If its just storage then it’s not commercial, but that’s a bunch of baloney and we have to be very vigilant about that. […] There is not a whole lot of love for the creative community in Silicon Valley.

One of the problems, as AMV Talpa GmbH’s Managing Director Jens-Markus Wegener pointed out, is that there is no way to stop illegal content from being on cloud-based services. But he was also clear that he does not want to impede progress: “Nobody is hindering good business models. If the model only works if you don’t pay for all the services [e.g. the music], then it’s not a good business model.” SACEM’s Thierry Desurmont hit the nail on the head of what the chief problem is with the new paradigms for the music business, “It’s not easy to obtain fair remuneration from the service providers.”

Cloud Panel

Participants in a highly-charged MIDEM panel The Cloud – Is it Just a Licensing Issue? (L to R): UK-based journalist Emmanuel Legrand (moderator); Rdio’s Head of Strategic Partnerships Scott Bagby (UK); Richard Conlon, BMI’s SVP, Corporate Strategy, Communications and New Media (USA); Thierry Desurmont, SACEM’s VP for Legal and International Affairs (France); Charlie Lexton, Head of Business Affairs and Legal Councel for Merlin (UK); PRS for Music’s Director of Online Licensing Ben McEwan (UK); Nokia’s Head of Music Publishing Business Affairs Mitch Rubin; and Jens-Makus Wegener, Managing Director of AMV Talpa GmbH (Germany).

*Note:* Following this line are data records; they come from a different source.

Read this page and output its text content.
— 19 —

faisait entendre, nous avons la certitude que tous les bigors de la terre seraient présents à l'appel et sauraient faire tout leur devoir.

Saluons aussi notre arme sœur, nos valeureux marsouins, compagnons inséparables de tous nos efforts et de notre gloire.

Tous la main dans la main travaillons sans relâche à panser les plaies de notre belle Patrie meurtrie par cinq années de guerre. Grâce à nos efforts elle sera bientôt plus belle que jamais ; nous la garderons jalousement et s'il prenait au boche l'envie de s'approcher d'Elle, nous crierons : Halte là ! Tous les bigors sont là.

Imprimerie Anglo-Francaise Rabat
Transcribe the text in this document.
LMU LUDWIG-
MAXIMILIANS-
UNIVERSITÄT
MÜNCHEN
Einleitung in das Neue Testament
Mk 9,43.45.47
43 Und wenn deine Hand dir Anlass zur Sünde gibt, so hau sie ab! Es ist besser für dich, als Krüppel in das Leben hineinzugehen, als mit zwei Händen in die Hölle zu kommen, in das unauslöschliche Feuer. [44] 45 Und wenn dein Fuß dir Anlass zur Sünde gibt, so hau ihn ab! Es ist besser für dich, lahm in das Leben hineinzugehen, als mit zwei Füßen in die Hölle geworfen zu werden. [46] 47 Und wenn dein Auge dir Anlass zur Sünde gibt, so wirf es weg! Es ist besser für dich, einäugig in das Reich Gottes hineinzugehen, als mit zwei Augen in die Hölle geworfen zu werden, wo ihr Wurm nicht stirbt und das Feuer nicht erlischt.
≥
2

The final discussion I attended on Tuesday was a lively debate about the Global Repertoire Database that pitted various publishers and managers from performing rights societies against representatives from Omniphone and Google. This was much more engaging than the talk I attended on this same subject last year in which the voices of individual artists or their representatives seemed conspicuously absent. The publishers now seem completely behind the idea of establishing this single database which would have detailed information on all licensable music in order to be a one-stop resource for everyone. However, Ralph Peer II, chairman and CEO of peermusic, who suggested that “we need to treat GRD as a Wiki-type project” also stressed that “it must have the cooperation from all sectors in order to be effective.” Sami Valkonen, who is the head of international music licensing for Google, bemoaned how long it has taken to establish a Global Music Database:

These talks started in 2008. It’s now 2012. Talking about this at MIDEM is like a carousel. If we have the data there’s a way to make this work. […]Google holds the view that the GRD is a public good. We should not be focused on who owns it; it should not be proprietary. […] There are people here who might not like this, but it is a fact that we are moving toward a global licensing system.

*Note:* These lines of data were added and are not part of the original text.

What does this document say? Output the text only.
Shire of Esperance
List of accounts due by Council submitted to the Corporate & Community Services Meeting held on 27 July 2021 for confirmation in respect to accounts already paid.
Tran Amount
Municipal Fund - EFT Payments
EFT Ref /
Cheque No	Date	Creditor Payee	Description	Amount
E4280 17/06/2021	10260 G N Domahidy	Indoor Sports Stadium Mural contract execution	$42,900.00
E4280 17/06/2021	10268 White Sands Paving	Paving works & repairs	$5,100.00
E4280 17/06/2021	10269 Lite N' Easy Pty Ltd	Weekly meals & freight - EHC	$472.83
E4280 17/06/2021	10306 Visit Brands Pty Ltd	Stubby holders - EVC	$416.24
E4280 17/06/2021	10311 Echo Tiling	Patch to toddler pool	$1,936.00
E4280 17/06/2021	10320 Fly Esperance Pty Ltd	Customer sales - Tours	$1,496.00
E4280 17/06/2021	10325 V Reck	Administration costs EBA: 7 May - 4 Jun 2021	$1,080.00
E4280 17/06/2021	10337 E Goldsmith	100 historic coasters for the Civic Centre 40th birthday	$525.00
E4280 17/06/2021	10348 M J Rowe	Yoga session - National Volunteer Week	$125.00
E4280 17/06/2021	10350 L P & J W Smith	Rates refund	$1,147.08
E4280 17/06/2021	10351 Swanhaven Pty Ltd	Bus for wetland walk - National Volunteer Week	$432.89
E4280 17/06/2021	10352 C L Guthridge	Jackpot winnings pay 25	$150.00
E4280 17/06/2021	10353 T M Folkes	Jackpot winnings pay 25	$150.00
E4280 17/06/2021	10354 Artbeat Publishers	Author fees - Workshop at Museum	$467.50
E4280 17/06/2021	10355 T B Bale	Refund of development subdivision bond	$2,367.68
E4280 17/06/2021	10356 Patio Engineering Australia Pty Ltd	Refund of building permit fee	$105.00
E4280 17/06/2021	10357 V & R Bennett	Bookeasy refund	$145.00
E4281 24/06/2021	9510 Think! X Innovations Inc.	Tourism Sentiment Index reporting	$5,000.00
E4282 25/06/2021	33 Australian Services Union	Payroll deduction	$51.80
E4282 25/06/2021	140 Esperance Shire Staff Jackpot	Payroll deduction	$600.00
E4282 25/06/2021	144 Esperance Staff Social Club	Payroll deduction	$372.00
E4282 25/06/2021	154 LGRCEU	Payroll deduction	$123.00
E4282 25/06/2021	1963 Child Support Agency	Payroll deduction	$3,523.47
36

Jane Dyball from Warner/Chappell gave some details about an even more all-encompassing database than the GRD called the International Music Registry (IMR) that deals with all recorded performances (audio and video) as well as compositions, which is all that GRD is concerned with. Karen Buse, from PRS for Music in the UK, suggested that the next step should be a database for all audiovisual work. During the question and answer period, someone claimed that smaller independent publishers might see a global database as a threat, since it could make them less competitive in a global market. But according to Jez Bell, director of licensing for Omniphone, “This levels the playing field for smaller publishers.”

Indeed it still could be a brave new world, but now I have to brave the real world. It’s pouring rain in Cannes today, and rumor has it that it will turn to snow and flights will be cancelled. I am still planning to return to New York City tomorrow, but I might be stuck here. The all-powerful internet has yet to feature a viable means of teleportation.